Diz um humorista que, da discussão nasce a luz e, também, o palavrão, o xingamento e o bofetão. Não se chegou a tanto na polêmica sobre o livro de português distribuído pelo MEC, mas até o mestre Carlos Alberto Faraco, que sempre aliou o rigor intelectual a uma civilidade impecável, saiu de seus cuidados para acusar os que não concordam com o livro de fazer parte de "certa intelectualidade", incapaz de entender a complexidade do assunto, "que lhes tira o ar e o chão", e que se apegam "dogmática e raivosamente à simplicidade dos juízos absolutos do certo e do errado". E emite um julgamento definitivo, considerando-os "despreparados para o debate franco, aberto e desapaixonado que estas questões exigem".
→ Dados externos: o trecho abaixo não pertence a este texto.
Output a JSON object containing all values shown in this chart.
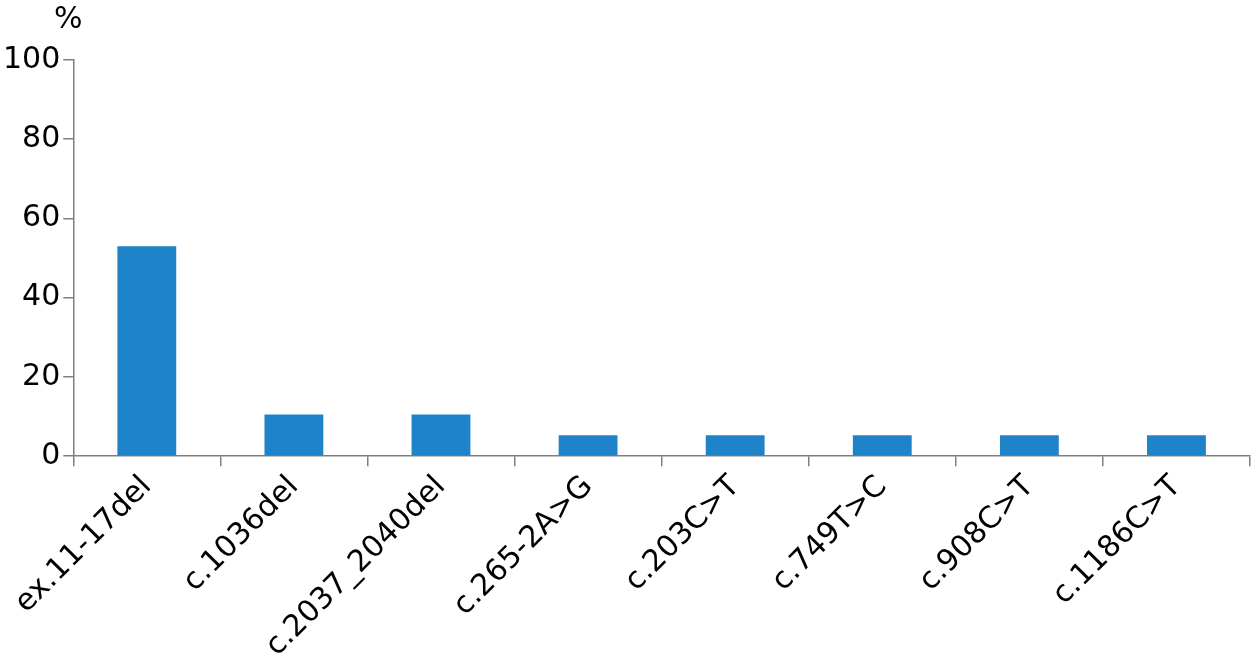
{
  "chart_data": {
    "type": "bar",
    "ylabel": "%",
    "categories": [
      "ex.11-17del",
      "c.1036del",
      "c.2037_2040del",
      "c.265-2A>G",
      "c.203C>T",
      "c.749T>C",
      "c.908C>T",
      "c.1186C>T"
    ],
    "values": [
      53,
      10.5,
      10.5,
      5.3,
      5.3,
      5.3,
      5.3,
      5.3
    ],
    "color": "#1f83c9",
    "ylim": [
      0,
      100
    ],
    "yticks": [
      0,
      20,
      40,
      60,
      80,
      100
    ],
    "grid": false,
    "legend": false
  }
}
Com o devido respeito, caríssimo Faraco, não acredito que você esteja sendo aberto e desapaixonado quando atribui aos oponentes de seu ponto de vista uma "espantosa ignorância", o favorecimento do apartheid social e linguístico e os acusa de agir irresponsavelmente quando se colocam contra o encaminhamento pedagógico do livro. Por ser uma rotulação generalizante, essa caracterização dos críticos é simplista, na medida em que distribui igualmente a "ignorância espantosa", um "despreparo para o debate" e o desejo de manter e agravar o apartheid social e linguístico. Quanto a esse último ponto, parece-me, mesmo, haver um equívoco: os que defendem ou promovem o apartheid (palavra do africâner que significa "separação") não deveriam ver com bons olhos uma política de reforço de uma linguagem unificadora, de um código único de comunicação verbal e escrita, no caso, a norma culta, como querem os opositores do livro. Muito ao contrário: gostariam de ver a população dividida pela língua, uma parte falando a linguagem que é típica da "elite" e a outra, a popular, incapaz de dominar o código que lhes facilitaria o acesso a essa sociedade dos letrados.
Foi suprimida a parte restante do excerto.